Figure 2.

Regulation of BIM expression in human melanocytes and melanoma cells. (A, B) Asynchronously growing primary human melanocytes were subjected to 24 h of TFD. These cells were then re-stimulated with full media containing serum and growth factors for 24 h in the absence or presence of 2 μM CI-1040 or 15 nM Velcade. The phosphorylation and expression of BIM-EL and ERK1/2 were assessed by Western blotting. (C) A panel of human melanoma cells (for details of each cell line visit http://www.wistar.org/herlyn/melanoma.htm) was treated with either 10 μM U0126 or 2 μM CI-1040 to inhibit MEK1/2 for 1 or 24 h as indicated. Cell extracts were then analyzed for BIM-EL expression and phosphorylation and expression of ERK1/2. (D) Asynchronously growing WM793 cells were treated with 2 μM CI-1040 for 24 h. Cells were then cultured in the absence (washout) of 2 μM CI-1040 for 1, 2 or 4 h in the absence or presence of 15 nM Velcade as indicated. Cell extracts were analyzed by Western blotting. (E) Asynchronously growing WM793 cells were treated with 2 μM CI-1040 for 12 h. Cells were then cultured in the absence (washout) of 2 μM CI-1040 for 120 min.
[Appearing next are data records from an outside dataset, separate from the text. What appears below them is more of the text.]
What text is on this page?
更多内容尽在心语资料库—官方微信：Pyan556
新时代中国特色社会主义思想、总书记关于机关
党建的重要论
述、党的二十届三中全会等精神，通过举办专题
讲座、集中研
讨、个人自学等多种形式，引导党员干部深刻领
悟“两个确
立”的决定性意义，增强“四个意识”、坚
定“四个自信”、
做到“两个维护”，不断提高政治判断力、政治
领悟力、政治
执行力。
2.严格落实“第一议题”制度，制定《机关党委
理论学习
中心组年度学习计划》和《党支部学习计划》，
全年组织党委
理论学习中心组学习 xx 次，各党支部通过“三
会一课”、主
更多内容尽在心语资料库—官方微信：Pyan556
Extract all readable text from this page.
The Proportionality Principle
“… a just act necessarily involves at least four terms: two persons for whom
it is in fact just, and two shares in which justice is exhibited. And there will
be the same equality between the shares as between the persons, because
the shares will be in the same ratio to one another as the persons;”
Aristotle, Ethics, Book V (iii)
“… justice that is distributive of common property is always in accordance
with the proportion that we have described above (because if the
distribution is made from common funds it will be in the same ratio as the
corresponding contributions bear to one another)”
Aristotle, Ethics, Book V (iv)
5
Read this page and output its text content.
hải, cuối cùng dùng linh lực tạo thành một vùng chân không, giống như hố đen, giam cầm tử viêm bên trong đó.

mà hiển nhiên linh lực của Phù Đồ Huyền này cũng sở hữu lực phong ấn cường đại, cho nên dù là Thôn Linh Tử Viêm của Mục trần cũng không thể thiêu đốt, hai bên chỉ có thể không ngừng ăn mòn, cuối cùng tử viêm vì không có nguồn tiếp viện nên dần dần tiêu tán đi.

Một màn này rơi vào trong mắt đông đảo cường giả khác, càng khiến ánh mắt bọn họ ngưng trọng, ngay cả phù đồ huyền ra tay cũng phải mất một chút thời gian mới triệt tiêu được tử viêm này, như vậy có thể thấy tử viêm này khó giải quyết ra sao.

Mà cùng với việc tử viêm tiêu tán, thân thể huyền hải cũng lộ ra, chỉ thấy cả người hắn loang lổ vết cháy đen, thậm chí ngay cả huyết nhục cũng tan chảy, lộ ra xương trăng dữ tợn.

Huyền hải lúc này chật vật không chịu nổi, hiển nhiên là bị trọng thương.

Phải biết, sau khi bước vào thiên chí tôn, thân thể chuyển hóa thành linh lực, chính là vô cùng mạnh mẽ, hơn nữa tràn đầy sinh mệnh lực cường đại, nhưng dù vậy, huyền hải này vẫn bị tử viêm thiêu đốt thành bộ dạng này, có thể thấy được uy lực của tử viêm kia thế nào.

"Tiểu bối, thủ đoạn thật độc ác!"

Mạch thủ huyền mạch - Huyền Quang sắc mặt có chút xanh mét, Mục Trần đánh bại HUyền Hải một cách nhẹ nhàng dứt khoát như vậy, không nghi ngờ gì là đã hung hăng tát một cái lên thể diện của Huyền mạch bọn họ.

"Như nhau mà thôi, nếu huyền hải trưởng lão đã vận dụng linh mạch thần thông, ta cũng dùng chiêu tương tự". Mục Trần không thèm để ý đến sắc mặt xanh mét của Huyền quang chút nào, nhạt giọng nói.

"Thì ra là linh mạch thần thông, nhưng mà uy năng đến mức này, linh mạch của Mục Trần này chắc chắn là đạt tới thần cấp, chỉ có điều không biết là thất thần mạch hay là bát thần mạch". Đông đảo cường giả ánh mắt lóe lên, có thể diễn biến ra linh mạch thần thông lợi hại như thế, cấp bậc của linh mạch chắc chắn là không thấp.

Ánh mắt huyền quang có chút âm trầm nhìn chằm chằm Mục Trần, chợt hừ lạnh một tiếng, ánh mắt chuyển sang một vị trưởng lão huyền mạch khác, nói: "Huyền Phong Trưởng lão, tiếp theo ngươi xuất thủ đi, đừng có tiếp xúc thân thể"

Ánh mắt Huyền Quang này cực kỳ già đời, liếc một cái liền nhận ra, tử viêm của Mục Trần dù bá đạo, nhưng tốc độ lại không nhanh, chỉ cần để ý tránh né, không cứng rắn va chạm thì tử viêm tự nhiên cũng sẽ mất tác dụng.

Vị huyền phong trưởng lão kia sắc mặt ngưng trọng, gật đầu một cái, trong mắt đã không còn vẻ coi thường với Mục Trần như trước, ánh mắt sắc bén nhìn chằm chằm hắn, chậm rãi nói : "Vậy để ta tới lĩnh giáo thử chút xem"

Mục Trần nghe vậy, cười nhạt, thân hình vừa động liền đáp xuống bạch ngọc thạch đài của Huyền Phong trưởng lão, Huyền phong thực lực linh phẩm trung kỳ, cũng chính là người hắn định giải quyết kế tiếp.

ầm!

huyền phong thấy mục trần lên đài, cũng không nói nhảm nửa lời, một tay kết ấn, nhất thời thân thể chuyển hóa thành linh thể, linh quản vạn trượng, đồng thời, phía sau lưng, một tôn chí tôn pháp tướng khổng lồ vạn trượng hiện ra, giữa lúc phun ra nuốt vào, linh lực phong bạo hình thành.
Cell extracts were analyzed by Western blotting for Bim-EL expression and serine 69 phosphorylation, and expression and phosphorylation of ERK1/2. (F) Human WM793, WM9 melanoma cells (all expressing BRAF^V600E) were subjected to 24 h TFD in the absence or presence of either 2 μM CI-1040 or 10 μM PLX4720. Cell extracts were then analyzed for BIM-EL expression and phosphorylation and expression of ERK1/2.